The birth of the new millennium did bring a touch of magic to the Carson City School District.
"The huge highlight of the year 2000 was the community support of the bond," said Superintendent Jim Parry. "That was certainly number one for us."
After voters rejected a proposed $48 million bond in the 1996 elections, they approved an $18 million bond this year designed to increase safety, improve technology and replace outdated systems in the school district.
The bond improvements will be Parry's legacy to the school district when he leaves his post as superintendent at the end of June.
"The nostalgia of it all really hasn't hit me yet," Parry said. "I'm so steeped in what we're working on. You've got to keep focused on the irons in the fire."
And he's got plenty of irons.
As Parry looks back over the last year, he sees many accomplishments throughout the district but sees many projects ahead in 2001.
This year, the schools at all levels have focused on increasing literacy. The elementary schools have incorporated various programs to promote early childhood learning.
The middle schools are working to remediate the students who have fallen behind and prepare the students for high school where they will have to pass the proficiency exam in order to graduate.
"We want to make sure that no students fall through the cracks of the proficiency exam," Parry said.
The high school gained statewide and national recognition for the innovative programs being offered, such as the culinary arts program and the video production class.
Parry will not be the only longtime district employee to bid farewell next year.
Kirk Kinne, principal of Bordewich-Bray Elementary School will also end his ##-year career in education.
Associate Superintendent Mary Pierczynski will assume the superintendent position and Parry anticipates a smooth transition.
"Mary and I have been working together for three years in anticipation of this. She has been riding along in the wagon for three years, and now I just have to hand the reins over," Parry said. "She knows how the horses have been moving."
Interviewing for Pierczynski's and Kinne's position will begin in March.
"We're going to make every effort to promote from within," Parry said. "That's been our theme and our philosophy. That will be one of our goals."
District officials have already begun interviewing to find a new fiscal manager to replace Marge Fowler, who retired earlier this year.

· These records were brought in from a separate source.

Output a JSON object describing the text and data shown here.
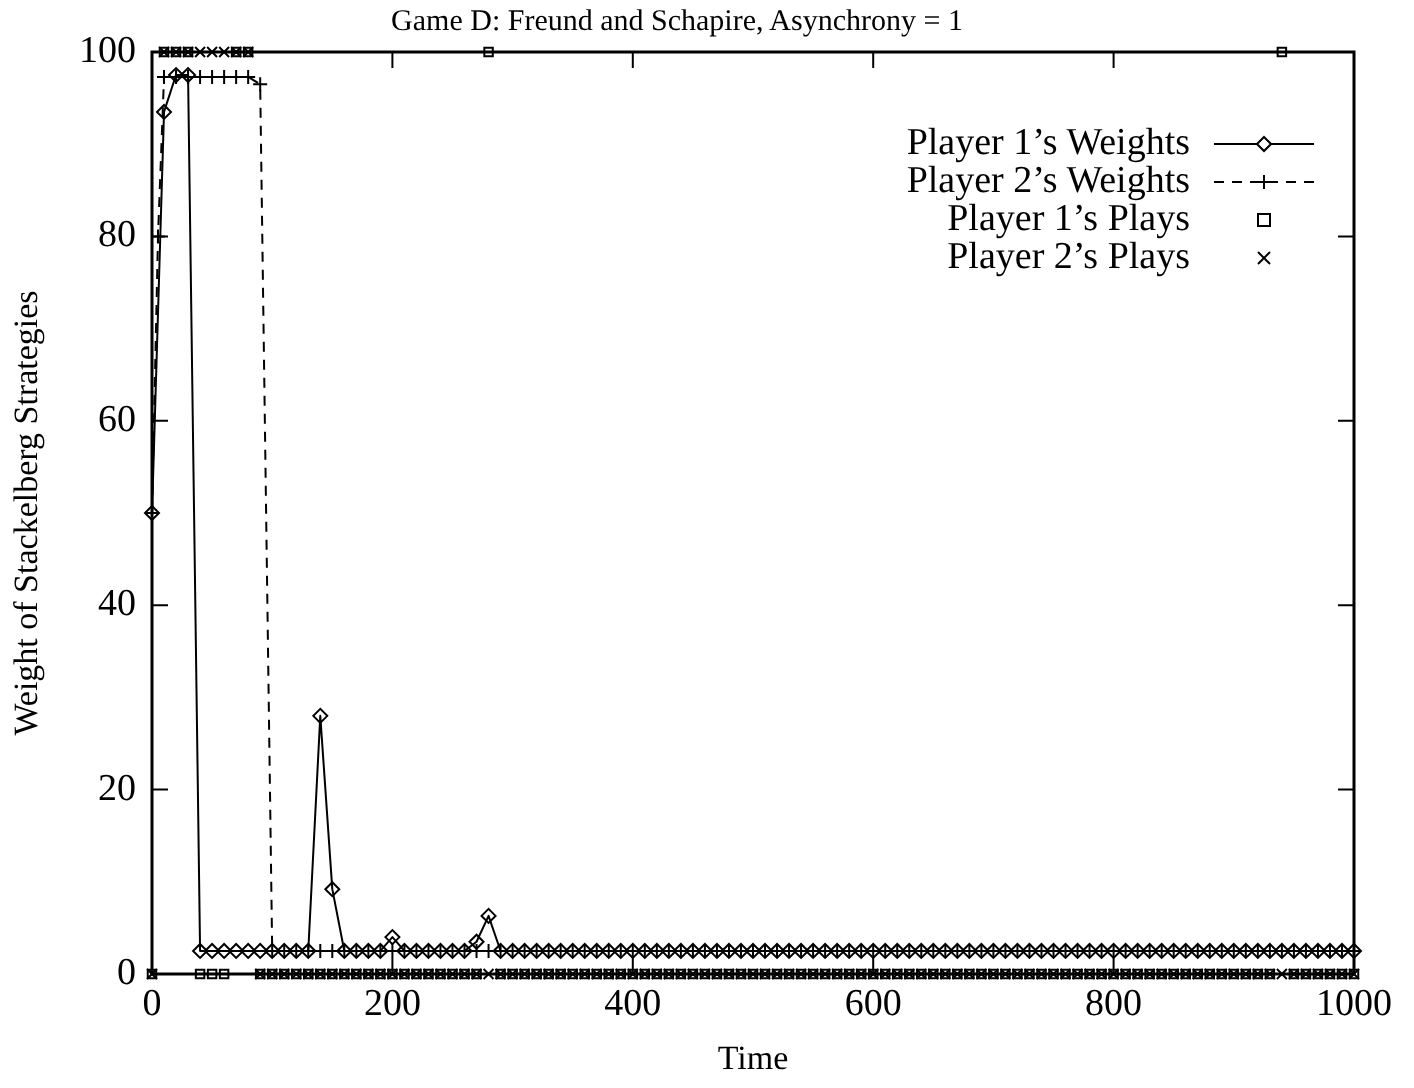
{
  "chart_data": {
    "type": "line",
    "title": "Game D: Freund and Schapire, Asynchrony = 1",
    "xlabel": "Time",
    "ylabel": "Weight of Stackelberg Strategies",
    "x": [
      0,
      10,
      20,
      30,
      40,
      50,
      60,
      70,
      80,
      90,
      100,
      110,
      120,
      130,
      140,
      150,
      160,
      170,
      180,
      190,
      200,
      210,
      220,
      230,
      240,
      250,
      260,
      270,
      280,
      290,
      300,
      310,
      320,
      330,
      340,
      350,
      360,
      370,
      380,
      390,
      400,
      410,
      420,
      430,
      440,
      450,
      460,
      470,
      480,
      490,
      500,
      510,
      520,
      530,
      540,
      550,
      560,
      570,
      580,
      590,
      600,
      610,
      620,
      630,
      640,
      650,
      660,
      670,
      680,
      690,
      700,
      710,
      720,
      730,
      740,
      750,
      760,
      770,
      780,
      790,
      800,
      810,
      820,
      830,
      840,
      850,
      860,
      870,
      880,
      890,
      900,
      910,
      920,
      930,
      940,
      950,
      960,
      970,
      980,
      990,
      1000
    ],
    "xlim": [
      0,
      1000
    ],
    "xticks": [
      0,
      200,
      400,
      600,
      800,
      1000
    ],
    "ylim": [
      0,
      100
    ],
    "yticks": [
      0,
      20,
      40,
      60,
      80,
      100
    ],
    "legend": "top right",
    "grid": false,
    "series": [
      {
        "name": "Player 1’s Weights",
        "type": "line",
        "color": "#000000",
        "marker": "diamond",
        "line_style": "solid",
        "values": [
          50,
          93.5,
          97.5,
          97.5,
          2.5,
          2.5,
          2.5,
          2.5,
          2.5,
          2.5,
          2.5,
          2.5,
          2.5,
          2.5,
          28,
          9.2,
          2.5,
          2.5,
          2.5,
          2.5,
          4,
          2.5,
          2.5,
          2.5,
          2.5,
          2.5,
          2.5,
          3.5,
          6.3,
          2.5,
          2.5,
          2.5,
          2.5,
          2.5,
          2.5,
          2.5,
          2.5,
          2.5,
          2.5,
          2.5,
          2.5,
          2.5,
          2.5,
          2.5,
          2.5,
          2.5,
          2.5,
          2.5,
          2.5,
          2.5,
          2.5,
          2.5,
          2.5,
          2.5,
          2.5,
          2.5,
          2.5,
          2.5,
          2.5,
          2.5,
          2.5,
          2.5,
          2.5,
          2.5,
          2.5,
          2.5,
          2.5,
          2.5,
          2.5,
          2.5,
          2.5,
          2.5,
          2.5,
          2.5,
          2.5,
          2.5,
          2.5,
          2.5,
          2.5,
          2.5,
          2.5,
          2.5,
          2.5,
          2.5,
          2.5,
          2.5,
          2.5,
          2.5,
          2.5,
          2.5,
          2.5,
          2.5,
          2.5,
          2.5,
          2.5,
          2.5,
          2.5,
          2.5,
          2.5,
          2.5,
          2.5
        ]
      },
      {
        "name": "Player 2’s Weights",
        "type": "line",
        "color": "#000000",
        "marker": "cross",
        "line_style": "dashed",
        "x": [
          0,
          5,
          10,
          20,
          30,
          40,
          50,
          60,
          70,
          80,
          90,
          100,
          110,
          120,
          130,
          140,
          150,
          160,
          170,
          180,
          190,
          200,
          210,
          220,
          230,
          240,
          250,
          260,
          270,
          280,
          290,
          300,
          310,
          320,
          330,
          340,
          350,
          360,
          370,
          380,
          390,
          400,
          410,
          420,
          430,
          440,
          450,
          460,
          470,
          480,
          490,
          500,
          510,
          520,
          530,
          540,
          550,
          560,
          570,
          580,
          590,
          600,
          610,
          620,
          630,
          640,
          650,
          660,
          670,
          680,
          690,
          700,
          710,
          720,
          730,
          740,
          750,
          760,
          770,
          780,
          790,
          800,
          810,
          820,
          830,
          840,
          850,
          860,
          870,
          880,
          890,
          900,
          910,
          920,
          930,
          940,
          950,
          960,
          970,
          980,
          990,
          1000
        ],
        "values": [
          50,
          80,
          97.3,
          97.3,
          97.3,
          97.3,
          97.3,
          97.3,
          97.3,
          97.3,
          96.5,
          2.5,
          2.5,
          2.5,
          2.5,
          2.5,
          2.5,
          2.5,
          2.5,
          2.5,
          2.5,
          2.5,
          2.5,
          2.5,
          2.5,
          2.5,
          2.5,
          2.5,
          2.5,
          2.5,
          2.5,
          2.5,
          2.5,
          2.5,
          2.5,
          2.5,
          2.5,
          2.5,
          2.5,
          2.5,
          2.5,
          2.5,
          2.5,
          2.5,
          2.5,
          2.5,
          2.5,
          2.5,
          2.5,
          2.5,
          2.5,
          2.5,
          2.5,
          2.5,
          2.5,
          2.5,
          2.5,
          2.5,
          2.5,
          2.5,
          2.5,
          2.5,
          2.5,
          2.5,
          2.5,
          2.5,
          2.5,
          2.5,
          2.5,
          2.5,
          2.5,
          2.5,
          2.5,
          2.5,
          2.5,
          2.5,
          2.5,
          2.5,
          2.5,
          2.5,
          2.5,
          2.5,
          2.5,
          2.5,
          2.5,
          2.5,
          2.5,
          2.5,
          2.5,
          2.5,
          2.5,
          2.5,
          2.5,
          2.5,
          2.5,
          2.5,
          2.5,
          2.5,
          2.5,
          2.5,
          2.5,
          2.5
        ]
      },
      {
        "name": "Player 1’s Plays",
        "type": "scatter",
        "color": "#000000",
        "marker": "square",
        "values": [
          0,
          100,
          100,
          100,
          0,
          0,
          0,
          100,
          100,
          0,
          0,
          0,
          0,
          0,
          0,
          0,
          0,
          0,
          0,
          0,
          0,
          0,
          0,
          0,
          0,
          0,
          0,
          0,
          100,
          0,
          0,
          0,
          0,
          0,
          0,
          0,
          0,
          0,
          0,
          0,
          0,
          0,
          0,
          0,
          0,
          0,
          0,
          0,
          0,
          0,
          0,
          0,
          0,
          0,
          0,
          0,
          0,
          0,
          0,
          0,
          0,
          0,
          0,
          0,
          0,
          0,
          0,
          0,
          0,
          0,
          0,
          0,
          0,
          0,
          0,
          0,
          0,
          0,
          0,
          0,
          0,
          0,
          0,
          0,
          0,
          0,
          0,
          0,
          0,
          0,
          0,
          0,
          0,
          0,
          100,
          0,
          0,
          0,
          0,
          0,
          0
        ]
      },
      {
        "name": "Player 2’s Plays",
        "type": "scatter",
        "color": "#000000",
        "marker": "cross",
        "values": [
          0,
          100,
          100,
          100,
          100,
          100,
          100,
          100,
          100,
          0,
          0,
          0,
          0,
          0,
          0,
          0,
          0,
          0,
          0,
          0,
          0,
          0,
          0,
          0,
          0,
          0,
          0,
          0,
          0,
          0,
          0,
          0,
          0,
          0,
          0,
          0,
          0,
          0,
          0,
          0,
          0,
          0,
          0,
          0,
          0,
          0,
          0,
          0,
          0,
          0,
          0,
          0,
          0,
          0,
          0,
          0,
          0,
          0,
          0,
          0,
          0,
          0,
          0,
          0,
          0,
          0,
          0,
          0,
          0,
          0,
          0,
          0,
          0,
          0,
          0,
          0,
          0,
          0,
          0,
          0,
          0,
          0,
          0,
          0,
          0,
          0,
          0,
          0,
          0,
          0,
          0,
          0,
          0,
          0,
          0,
          0,
          0,
          0,
          0,
          0,
          0
        ]
      }
    ]
  }
}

Other changes have also and will be seen.
The last year brought Doug Ponn to the school board and Joanna Wilson will join the board next month.
"They continue this profile of board members that really care about the school district and the welfare of the children," he said. "That's really important."
The students saw a small miracle as well.
Members of the graduating class of 2000 were the first to receive the Millennium Scholarship, which pays for students to attend a Nevada college or university if they graduate from a Nevada high school with at least a "B" average.
Millennium Scholars at a university receive $80 per credit hour and those enrolled in a community college receive $40 per credit hour.
"I think the Millennium Scholarships are great for students and families," Parry said. "It has a real impact on the students incentive to maintain their grades."
A mixed achievement for the district was the addition of two sheriff's deputies working at the schools.
"We have two really good people who care about the kids but are ready to deal with a crisis head on," Parry said.
The first item on next year's agenda is to plan and begin work on the first $9,000 of the school bond.
"We're going to be in an intense crunch to plan for the bond projects," he said. "Then we've got to get everybody out of the schools the day after school is out and get the contractors in."
The second big project for the district is to replace all the math books in the school district. Associate Superintendent Dorothy Todd will spend about $400,000 to match texts with the curriculum.